(1) Ve Tanrınız Aşem’in, onu miras edinmek üzere oraya geçtiğiniz Ülke’de yapmanız için size öğretmemi emrettiği emir, hükümler ve kanunlar şudur:

(2) ([Onları öğren ve] Bu sayede, [Tanrı’nın,] sana emretmekte olduğum tüm hükümlerini ve emirlerini yaşamının tüm günlerinde gözetme suretiyle Tanrın Aşem’den çekineceksin – sen, oğlun ve torunun – ve [yine] bu sayede ömrün uzayacaktır.

(3) Atalarının Tanrısı Aşem’in sana konuştuğu şekilde süt ve balın aktığı Ülke[’de] senin iyiliğin ve fazlasıyla çoğalman için, [bu emirleri] dinle Yisrael ve titizlikle uygula.)

(4) Dinle Yisrael! Aşem Tanrımız’dır; Aşem ‘Bir’dir!

(5) Tanrın Aşem’i tüm kalbinle, tüm canınla ve tüm varlığınla sev.

(6) Sana bugün emretmekte olduğum bu sözler, kalbinin üzerinde [sabit] kalmalıdır.

(7) Onları oğullarına öğret; evinde oturduğunda, yolda yürüdüğün sırada, yattığında ve kalktığında onlardan bahset.

(8) Onları işaret olarak koluna bağla; alnının tepesinde bir nişan oluştursunlar.

(9) Onları evinin [kapılarının] pervazlarına ve [diğer] girişlerine [sabitlemek üzere deri parşömenlere] yaz.

(10) Tanrın Aşem seni, sana vereceğine dair atalarına – Avraam’a, Yitshak’a ve Yaakov’a – yemin etmiş olduğu Ülke’ye getireceği zaman, [burada şahsen] inşa etmiş olmadığın büyük ve iyi şehirler,

(11) doldurmuş olmadığın her türlü iyi şeyle dolu evler, kazmış olmadığın kazılı [hazır] kuyular, dikmiş olmadığın bağlar ve zeytin[likler bulacaksın]. Yiyeceksin ve doyacaksın.

(12) [Bu bollukta] Kendini koru!
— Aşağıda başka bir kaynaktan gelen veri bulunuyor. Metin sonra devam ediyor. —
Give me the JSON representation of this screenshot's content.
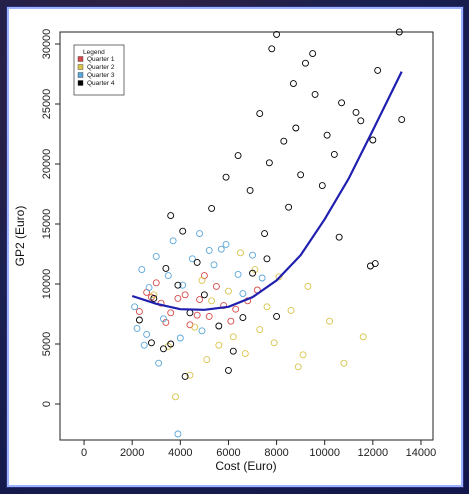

Sakın seni Mısır Ülkesi’nden – köle evinden – çıkarmış olan Aşem’i unutma!

(13) Tanrın Aşem’den çekin ve O’na ibadet et. [Gerektiğinde, sadece] O’nun İsmi’yle yemin edebilirsin.
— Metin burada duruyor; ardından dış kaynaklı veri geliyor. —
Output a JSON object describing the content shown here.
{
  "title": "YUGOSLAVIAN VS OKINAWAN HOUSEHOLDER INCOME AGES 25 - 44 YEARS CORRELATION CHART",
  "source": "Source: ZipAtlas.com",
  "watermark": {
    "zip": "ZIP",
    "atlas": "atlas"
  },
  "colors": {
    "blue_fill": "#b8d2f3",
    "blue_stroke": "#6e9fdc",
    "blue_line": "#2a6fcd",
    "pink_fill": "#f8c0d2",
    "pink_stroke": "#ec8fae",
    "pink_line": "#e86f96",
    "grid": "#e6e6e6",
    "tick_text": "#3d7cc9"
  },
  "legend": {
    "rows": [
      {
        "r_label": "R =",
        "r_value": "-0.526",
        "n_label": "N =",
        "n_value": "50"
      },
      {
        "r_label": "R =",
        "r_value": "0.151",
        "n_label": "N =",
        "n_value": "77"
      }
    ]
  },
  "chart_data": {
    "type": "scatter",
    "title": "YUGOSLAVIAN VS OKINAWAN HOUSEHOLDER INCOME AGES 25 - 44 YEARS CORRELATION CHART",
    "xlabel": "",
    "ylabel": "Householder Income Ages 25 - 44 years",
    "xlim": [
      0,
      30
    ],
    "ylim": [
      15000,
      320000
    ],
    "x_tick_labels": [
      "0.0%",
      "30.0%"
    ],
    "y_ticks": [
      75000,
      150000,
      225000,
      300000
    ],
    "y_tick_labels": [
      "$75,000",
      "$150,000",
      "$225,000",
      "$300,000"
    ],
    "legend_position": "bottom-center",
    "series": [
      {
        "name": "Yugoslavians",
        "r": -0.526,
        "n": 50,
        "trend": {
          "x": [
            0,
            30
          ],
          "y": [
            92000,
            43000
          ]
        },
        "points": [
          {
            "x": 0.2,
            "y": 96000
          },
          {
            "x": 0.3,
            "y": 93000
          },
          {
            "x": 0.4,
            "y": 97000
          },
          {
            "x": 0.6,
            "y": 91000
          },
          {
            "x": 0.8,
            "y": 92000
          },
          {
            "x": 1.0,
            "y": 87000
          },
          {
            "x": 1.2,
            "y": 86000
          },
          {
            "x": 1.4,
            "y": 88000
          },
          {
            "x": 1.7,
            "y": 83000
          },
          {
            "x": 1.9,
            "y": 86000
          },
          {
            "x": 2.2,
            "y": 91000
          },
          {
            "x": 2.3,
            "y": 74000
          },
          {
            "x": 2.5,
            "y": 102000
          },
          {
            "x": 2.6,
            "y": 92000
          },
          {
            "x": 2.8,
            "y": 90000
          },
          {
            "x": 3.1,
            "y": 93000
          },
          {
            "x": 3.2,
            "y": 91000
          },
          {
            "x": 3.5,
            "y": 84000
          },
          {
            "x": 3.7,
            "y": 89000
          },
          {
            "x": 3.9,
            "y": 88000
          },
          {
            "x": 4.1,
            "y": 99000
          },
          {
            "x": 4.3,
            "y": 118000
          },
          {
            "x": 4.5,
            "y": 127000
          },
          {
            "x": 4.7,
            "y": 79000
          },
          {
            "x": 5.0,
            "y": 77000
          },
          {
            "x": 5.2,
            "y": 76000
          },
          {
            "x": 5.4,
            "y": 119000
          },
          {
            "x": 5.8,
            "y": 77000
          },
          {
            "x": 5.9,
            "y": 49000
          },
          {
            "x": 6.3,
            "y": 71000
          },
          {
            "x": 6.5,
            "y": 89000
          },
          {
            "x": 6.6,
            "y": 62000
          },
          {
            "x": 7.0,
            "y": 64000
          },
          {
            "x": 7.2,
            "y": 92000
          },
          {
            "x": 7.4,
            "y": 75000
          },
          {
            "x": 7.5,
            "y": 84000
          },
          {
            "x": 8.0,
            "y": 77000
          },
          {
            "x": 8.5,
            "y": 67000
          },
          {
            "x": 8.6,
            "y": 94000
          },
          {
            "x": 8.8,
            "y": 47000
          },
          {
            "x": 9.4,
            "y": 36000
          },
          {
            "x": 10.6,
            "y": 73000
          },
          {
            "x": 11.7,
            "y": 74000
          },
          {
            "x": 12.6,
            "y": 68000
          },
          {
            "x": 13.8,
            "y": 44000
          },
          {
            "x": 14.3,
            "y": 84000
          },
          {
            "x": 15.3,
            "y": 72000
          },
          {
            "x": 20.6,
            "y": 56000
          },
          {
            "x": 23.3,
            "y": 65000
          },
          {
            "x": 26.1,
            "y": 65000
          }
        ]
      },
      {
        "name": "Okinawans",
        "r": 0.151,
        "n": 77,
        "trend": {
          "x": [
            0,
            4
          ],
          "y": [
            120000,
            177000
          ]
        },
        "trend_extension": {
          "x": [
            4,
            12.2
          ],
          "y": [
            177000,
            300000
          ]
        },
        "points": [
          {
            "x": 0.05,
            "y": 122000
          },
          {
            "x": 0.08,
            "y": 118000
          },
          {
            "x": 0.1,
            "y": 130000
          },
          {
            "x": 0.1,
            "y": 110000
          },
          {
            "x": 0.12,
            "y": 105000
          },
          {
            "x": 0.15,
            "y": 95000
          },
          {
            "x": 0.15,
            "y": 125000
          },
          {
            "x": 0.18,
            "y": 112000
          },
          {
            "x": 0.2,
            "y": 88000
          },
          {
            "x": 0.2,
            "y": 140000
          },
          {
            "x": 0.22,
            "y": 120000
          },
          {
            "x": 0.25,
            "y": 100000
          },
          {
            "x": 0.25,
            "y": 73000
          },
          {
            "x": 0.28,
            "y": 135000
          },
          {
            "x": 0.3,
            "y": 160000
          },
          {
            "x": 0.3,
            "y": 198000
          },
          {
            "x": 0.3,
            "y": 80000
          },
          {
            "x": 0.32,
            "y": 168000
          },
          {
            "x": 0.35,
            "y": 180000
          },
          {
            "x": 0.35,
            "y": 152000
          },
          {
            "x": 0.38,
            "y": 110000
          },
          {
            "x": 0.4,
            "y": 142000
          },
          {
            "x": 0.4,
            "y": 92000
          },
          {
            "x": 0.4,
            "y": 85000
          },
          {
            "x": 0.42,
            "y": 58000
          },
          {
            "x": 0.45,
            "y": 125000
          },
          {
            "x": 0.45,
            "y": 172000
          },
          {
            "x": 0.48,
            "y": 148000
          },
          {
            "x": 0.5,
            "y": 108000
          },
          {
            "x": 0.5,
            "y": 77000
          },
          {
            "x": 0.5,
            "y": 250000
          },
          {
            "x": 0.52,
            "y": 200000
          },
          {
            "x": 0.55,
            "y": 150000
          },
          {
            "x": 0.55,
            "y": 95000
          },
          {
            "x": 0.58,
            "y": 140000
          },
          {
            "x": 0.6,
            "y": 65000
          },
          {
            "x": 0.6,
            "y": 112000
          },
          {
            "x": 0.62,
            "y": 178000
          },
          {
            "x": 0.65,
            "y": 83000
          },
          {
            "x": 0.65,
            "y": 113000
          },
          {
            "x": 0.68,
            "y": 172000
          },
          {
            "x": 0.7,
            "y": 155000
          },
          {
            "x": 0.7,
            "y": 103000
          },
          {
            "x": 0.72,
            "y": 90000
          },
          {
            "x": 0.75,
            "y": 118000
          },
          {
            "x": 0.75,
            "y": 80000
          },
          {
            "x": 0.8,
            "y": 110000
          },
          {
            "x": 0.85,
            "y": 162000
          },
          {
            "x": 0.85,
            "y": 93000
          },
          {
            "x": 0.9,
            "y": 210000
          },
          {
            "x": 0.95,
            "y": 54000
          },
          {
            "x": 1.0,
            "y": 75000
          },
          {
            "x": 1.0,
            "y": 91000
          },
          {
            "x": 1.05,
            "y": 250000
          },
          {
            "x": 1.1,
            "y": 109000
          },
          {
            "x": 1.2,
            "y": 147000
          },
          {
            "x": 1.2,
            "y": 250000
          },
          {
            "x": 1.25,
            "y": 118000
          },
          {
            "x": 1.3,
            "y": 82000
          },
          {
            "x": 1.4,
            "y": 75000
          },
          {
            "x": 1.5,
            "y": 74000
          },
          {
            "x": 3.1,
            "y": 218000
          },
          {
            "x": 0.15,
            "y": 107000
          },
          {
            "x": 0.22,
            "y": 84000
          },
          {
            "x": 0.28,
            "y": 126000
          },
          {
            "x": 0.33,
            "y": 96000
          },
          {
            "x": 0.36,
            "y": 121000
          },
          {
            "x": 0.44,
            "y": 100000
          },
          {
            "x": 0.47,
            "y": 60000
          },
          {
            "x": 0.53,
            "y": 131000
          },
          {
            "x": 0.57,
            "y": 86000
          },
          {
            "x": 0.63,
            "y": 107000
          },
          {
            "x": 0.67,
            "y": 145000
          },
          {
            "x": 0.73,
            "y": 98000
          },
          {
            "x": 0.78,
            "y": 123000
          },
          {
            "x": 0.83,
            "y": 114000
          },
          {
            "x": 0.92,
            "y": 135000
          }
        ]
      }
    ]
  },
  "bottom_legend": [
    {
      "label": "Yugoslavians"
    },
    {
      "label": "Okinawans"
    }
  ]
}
(14) Başkalarının tanrılarının, [örneğin] çevrenizdeki halkların tanrılarından [herhangi birinin] peşinden gitmeyin –

(15) çünkü ödün vermeyen Tanrı [olan] Tanrın Aşem arandadır – [ki] Tanrın Aşem’in öfkesi alevlenmesin! [Çünkü o takdirde] Seni toprağın üzerinden imha edecektir!

(16) Tanrınız Aşem’i, Masa’da sınadığınız gibi sınamayın.
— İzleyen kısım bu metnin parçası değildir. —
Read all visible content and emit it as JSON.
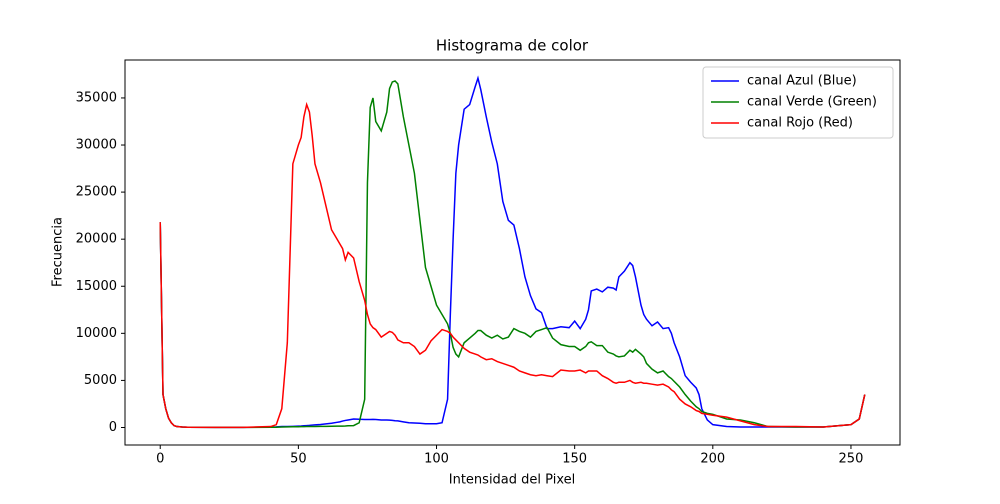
{
  "chart_data": {
    "type": "line",
    "title": "Histograma de color",
    "x_label": "Intensidad del Pixel",
    "y_label": "Frecuencia",
    "x": [
      0,
      1,
      2,
      3,
      4,
      5,
      6,
      8,
      10,
      20,
      30,
      40,
      42,
      44,
      46,
      48,
      50,
      51,
      52,
      53,
      54,
      55,
      56,
      58,
      60,
      62,
      64,
      65,
      66,
      67,
      68,
      70,
      72,
      74,
      75,
      76,
      77,
      78,
      80,
      82,
      83,
      84,
      85,
      86,
      88,
      90,
      92,
      94,
      96,
      98,
      100,
      102,
      104,
      105,
      106,
      107,
      108,
      110,
      112,
      114,
      115,
      116,
      118,
      120,
      122,
      124,
      126,
      128,
      130,
      132,
      134,
      136,
      138,
      140,
      142,
      145,
      148,
      150,
      152,
      154,
      155,
      156,
      158,
      160,
      162,
      164,
      165,
      166,
      168,
      170,
      171,
      172,
      174,
      175,
      176,
      178,
      180,
      182,
      184,
      185,
      186,
      188,
      190,
      192,
      194,
      195,
      196,
      198,
      200,
      205,
      210,
      215,
      220,
      230,
      240,
      250,
      253,
      255
    ],
    "series": [
      {
        "name": "canal Azul (Blue)",
        "color": "#0000ff",
        "values": [
          21800,
          3500,
          2000,
          1000,
          500,
          200,
          100,
          50,
          20,
          10,
          10,
          50,
          60,
          100,
          100,
          120,
          150,
          160,
          180,
          200,
          220,
          250,
          280,
          320,
          380,
          450,
          550,
          600,
          680,
          750,
          800,
          900,
          870,
          850,
          850,
          850,
          860,
          850,
          800,
          800,
          780,
          750,
          720,
          700,
          600,
          500,
          480,
          450,
          400,
          400,
          400,
          500,
          3000,
          12000,
          20000,
          27000,
          30000,
          33800,
          34300,
          36200,
          37100,
          35900,
          33000,
          30300,
          28000,
          24000,
          22000,
          21500,
          19000,
          16000,
          14000,
          12600,
          12200,
          10500,
          10500,
          10700,
          10600,
          11300,
          10500,
          11500,
          12500,
          14500,
          14700,
          14400,
          14900,
          14800,
          14600,
          16000,
          16600,
          17500,
          17200,
          16000,
          13000,
          12000,
          11500,
          10800,
          11200,
          10500,
          10600,
          10000,
          9000,
          7500,
          5500,
          4800,
          4200,
          3500,
          2000,
          800,
          300,
          100,
          50,
          50,
          50,
          50,
          50,
          300,
          900,
          3500
        ]
      },
      {
        "name": "canal Verde (Green)",
        "color": "#008000",
        "values": [
          21800,
          3500,
          2000,
          1000,
          500,
          200,
          100,
          50,
          20,
          10,
          10,
          20,
          30,
          50,
          60,
          80,
          80,
          90,
          90,
          100,
          100,
          100,
          110,
          120,
          120,
          130,
          140,
          150,
          150,
          160,
          180,
          200,
          500,
          3000,
          26000,
          34000,
          35000,
          32500,
          31500,
          33500,
          36000,
          36700,
          36800,
          36500,
          33000,
          30000,
          27000,
          22000,
          17000,
          15000,
          13000,
          12000,
          11000,
          10000,
          8500,
          7800,
          7500,
          9000,
          9500,
          10000,
          10300,
          10300,
          9800,
          9500,
          9800,
          9400,
          9600,
          10500,
          10200,
          10000,
          9600,
          10200,
          10400,
          10600,
          9500,
          8800,
          8600,
          8600,
          8200,
          8600,
          9000,
          9100,
          8700,
          8700,
          8000,
          7800,
          7600,
          7500,
          7600,
          8200,
          8000,
          8300,
          7800,
          7500,
          6800,
          6200,
          5800,
          6000,
          5400,
          5200,
          4900,
          4300,
          3500,
          2800,
          2200,
          2000,
          1700,
          1500,
          1400,
          900,
          800,
          500,
          100,
          50,
          50,
          300,
          900,
          3500
        ]
      },
      {
        "name": "canal Rojo (Red)",
        "color": "#ff0000",
        "values": [
          21800,
          3500,
          2000,
          1000,
          500,
          200,
          100,
          50,
          20,
          10,
          10,
          100,
          300,
          2000,
          9000,
          28000,
          30000,
          30800,
          33000,
          34300,
          33500,
          31000,
          28000,
          26000,
          23500,
          21000,
          20000,
          19500,
          19000,
          17800,
          18600,
          18000,
          15500,
          13500,
          12000,
          11000,
          10600,
          10400,
          9600,
          10000,
          10200,
          10100,
          9800,
          9300,
          9000,
          9000,
          8600,
          7800,
          8200,
          9200,
          9800,
          10400,
          10200,
          10000,
          9600,
          9300,
          9000,
          8400,
          8000,
          7800,
          7700,
          7500,
          7200,
          7300,
          7000,
          6800,
          6600,
          6400,
          6000,
          5800,
          5600,
          5500,
          5600,
          5500,
          5400,
          6100,
          6000,
          6000,
          6100,
          5800,
          6000,
          6000,
          6000,
          5500,
          5200,
          4800,
          4700,
          4800,
          4800,
          5000,
          4800,
          4700,
          4800,
          4700,
          4700,
          4600,
          4500,
          4600,
          4300,
          4000,
          3800,
          3000,
          2500,
          2200,
          1800,
          1700,
          1500,
          1400,
          1300,
          1100,
          700,
          300,
          100,
          100,
          50,
          300,
          900,
          3500
        ]
      }
    ],
    "xlim": [
      -12.75,
      267.75
    ],
    "ylim": [
      -1860,
      39030
    ],
    "xticks": [
      0,
      50,
      100,
      150,
      200,
      250
    ],
    "yticks": [
      0,
      5000,
      10000,
      15000,
      20000,
      25000,
      30000,
      35000
    ],
    "legend": "upper right"
  }
}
(17) Tanrınız Aşem’in emirlerini ve sana emretmiş olduğu tanıklık ve hükümleri titizlikle koruyun.

(18) Tanrı’nın Gözü’nde dürüst ve iyi olanı yap. Bu senin iyiliğine olacak ve gelip, Tanrı’nın, [hakkında] atalarına yemin etmiş olduğu iyi Ülke’yi miras alacak,

(19) tüm düşmanlarını önünden defedeceksin – tıpkı Tanrı’nın konuştuğu gibi.

(20) İleride oğlun sana “Tanrımız Aşem’in size emretmiş olduğu tanıklıklar, hükümler ve kanunlar nedir?” diye sorduğunda,

(21) oğluna [şunları] söyle: “Mısır’da Paro’nun köleleriydik; ama Aşem bizi Mısır’dan zor kullanarak çıkardı.

(22) Aşem, gözlerimizin önünde, Mısır’a, Paro’ya ve tüm saray eşrafına karşı büyük ve feci işaretler ve harikalar gerçekleştirdi

(23) ve bizi, getirip atalarımıza yemin etmiş olduğu Ülke’yi bize vermek için oradan çıkardı.

(24) [İşte,] Aşem tüm bu hükümleri yapmamızı, Tanrımız Aşem’den çekinmemiz için emretti – [ki bu,] bugün [olduğu] gibi, tüm zamanlarda bizim iyiliğimize olacak, [Tanrı] bizi yaşatacaktır.

(25) Ve tüm bu emri, bize emrettiği şekilde özenle uyguladığımızda, [bu] bizim için Tanrımız Aşem’in huzurunda liyakat teşkil edecektir.”